Two-year-old with severe epilepsy ‘unable to obtain medical cannabis in UK’

A two-year-old girl who was prescribed medical cannabis cannot yet receive treatment as no UK pharmacy holds a licence to sell it, according to her father.

Jorja Emerson, who suffers from severe epilepsy, is believed to be the first child in the UK to be prescribed the drug.

However, after her family fought for weeks to secure the landmark prescription from a private hospital in London on Monday, they have now been told they face a further delay in obtaining treatment.

Jorja Emerson treatment
Jorja Emerson treatment

Robin Emerson, Jorja’s 33-year-old entrepreneur father, said: “We are letting bureaucracy get in the way of saving children’s lives.

“Jorja is entitled to her medication and it’s legal.
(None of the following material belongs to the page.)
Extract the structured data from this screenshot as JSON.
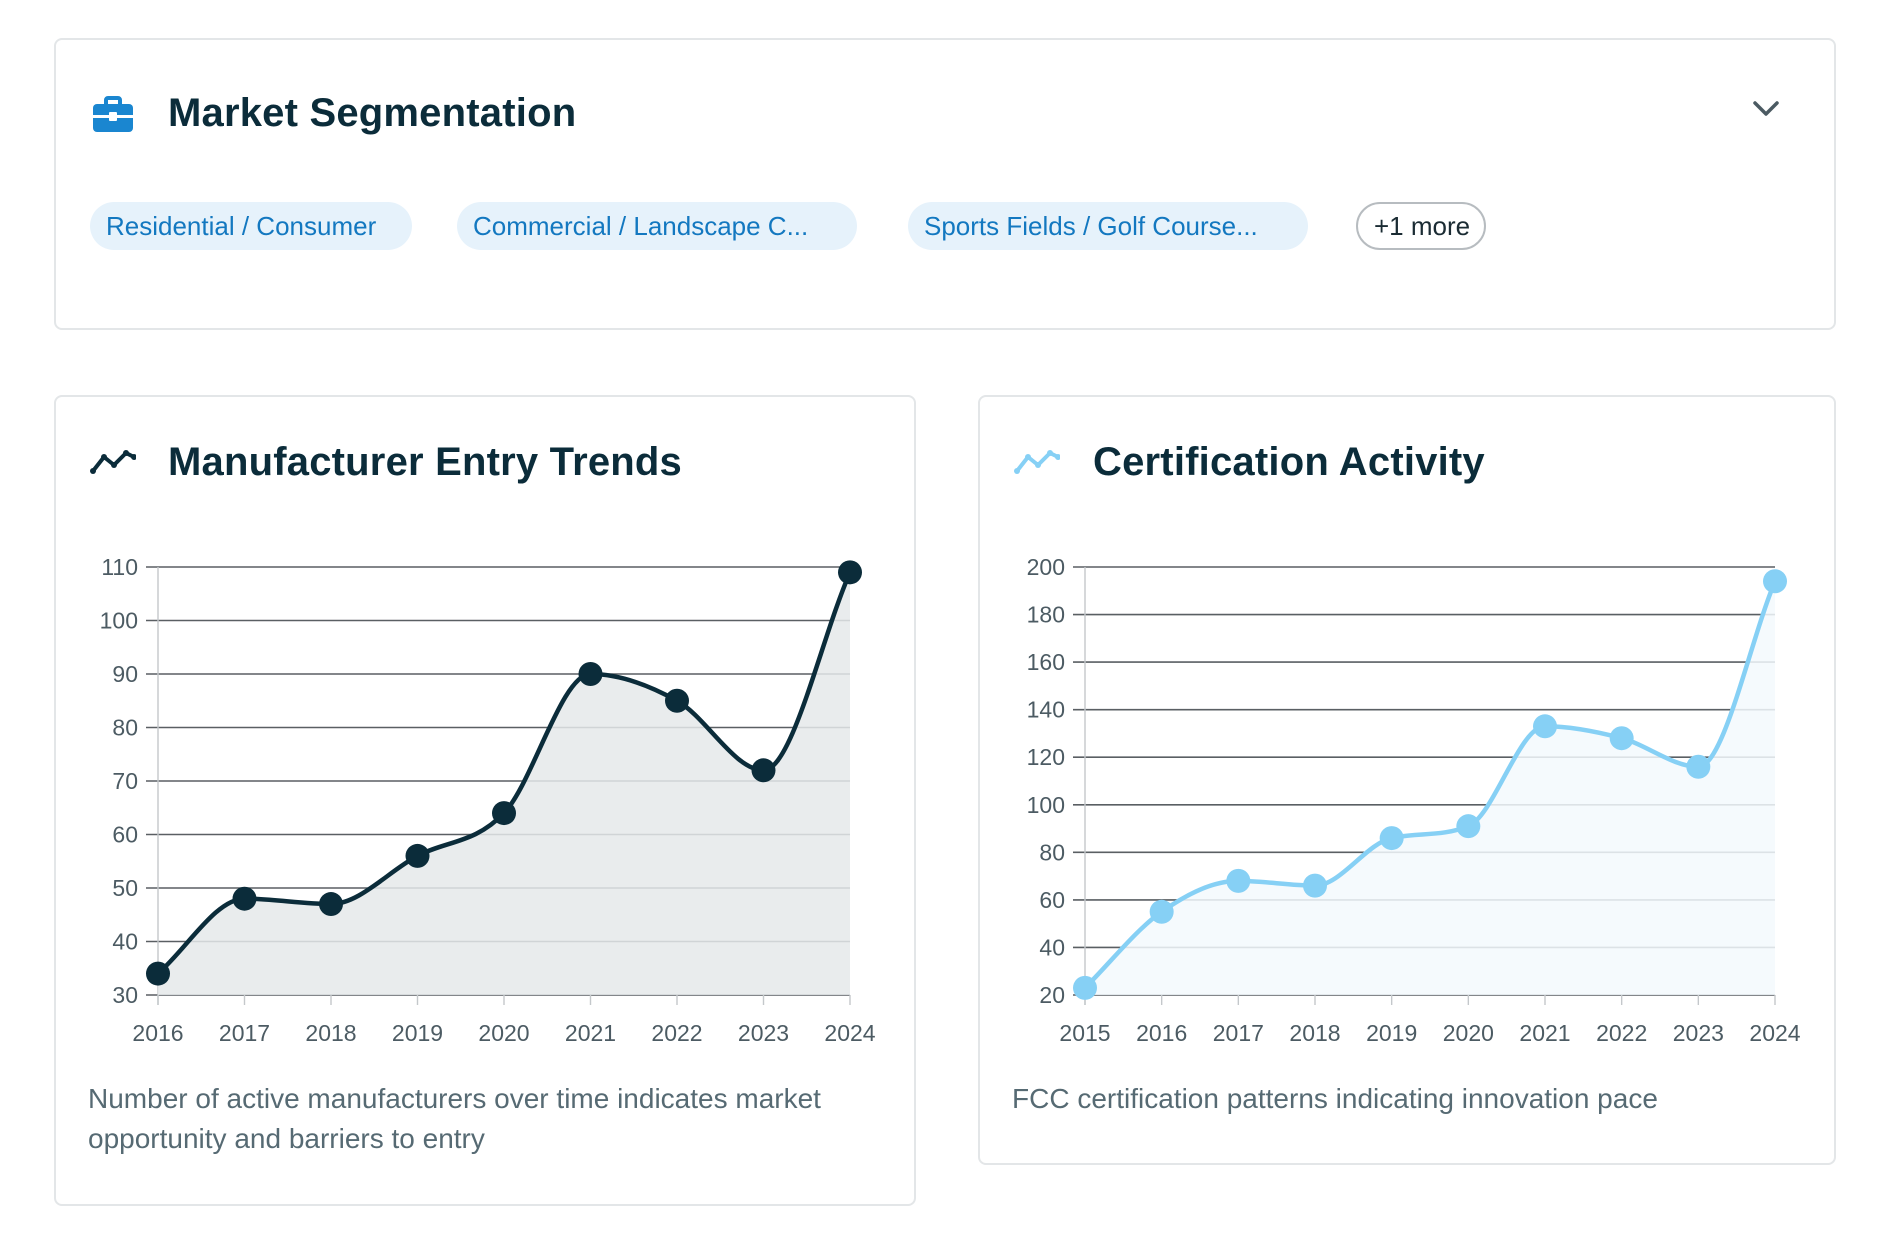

There should be no issue.”

She urgently needs the treatment, he added, and currently has a chest infection which is “setting off her seizures”.

He added: “Anything could happen.”

A Government spokesman pointed out that medical cannabis “can be imported using appropriately licensed pharmaceutical wholesalers”.

However, Robin said this process could take “weeks or months”.

Jorja Emerson treatment
Jorja Emerson treatment

Responding to Jorja’s case, Sir Mike Penning MP, who co-chairs the All-Party Parliamentary Group on Prescribed Use of Medical Cannabis, said: “Parents like Robin already have more than a head full, coping with the stresses and strains of caring for very sick children.

“The last thing they need is a long and tortuous process to actually get the medicine that’s been prescribed.

“This assault course of bureaucracy needs sorting out once and for all.

“But in the meantime, if this prescription isn’t sorted soon I’m minded to ask a small cross party group of MPs led by myself and my co-chair Tonia Antoniazzi to go and get it from Canada and give it to Robin for Jorja.”

Robin said that for Jorja, the treatment is “the difference between her living and dying”.

Jorja, who is from Dundonald in County Down, Northern Ireland, suffers up to 30 seizures each day.

Robin said he will not leave London until he has obtained the drug.

The Government spokesman added: “There are already a range of products that can be supplied and we are working closely with a range of other manufacturers to ensure a wider range is available for specialists to prescribe for their patients.”

There are a small number of patients already receiving the treatment following lawful importation, he added, and no Home Office import licences have been refused from appropriately licensed pharmaceutical wholesalers in relation to medical cannabis.

He would not comment on the individual case.